A guide provides advice to parents who find themselves disagreeing with teachers.
Ryan, who holds a doctorate in education, is a mother of five public school kids and a teacher with over 30 years of experience in the classroom. In this book, she draws on her own long history in order to present her readers with tips and strategies designed to help their children get the most out of a public education. (The author specifies that she’s not really addressing the experiences of kids in private schools, and she includes a brief section on adults who return to their educations later in life.) She is a champion of the public school system, but she advises parents to be ever vigilant, “always on the lookout for teachers at every level who shortchange their students out of a proper education while managing to remain above scrutiny by school administrators and parents.” Since she and her husband and their kids have together encountered virtually every challenge and obstacle the public school system can offer, Ryan need look no further than their experiences to find fodder for her discussions of the shortcomings and bureaucracies readers can face.
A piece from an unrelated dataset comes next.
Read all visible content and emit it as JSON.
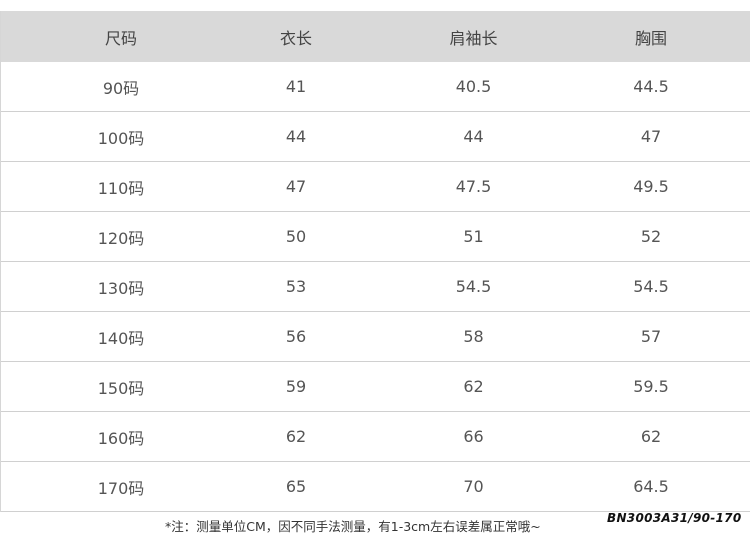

She dramatizes those situations using slightly depersonalized characters like “Secret Slacker Sam,” who only wants to get by day to day with the least effort; “Randall the Retaliator,” who keeps lists of policy enemies; and “Paula the Perfect Pro,” who knows the system and works it expertly. The author is a very engaging writer, but this tactic of grounding everything in her family’s experiences is a double-edged sword. On the one hand, the approach gives everything a sense of immediacy, but on the other hand, some readers will feel it’s unhelpfully specific. Still, Ryan’s cleareyed passion more than compensates throughout, and her certainty about what makes a good teacher turns her experiences into passionately useful reading.
A testy and invaluable report from the public school front line.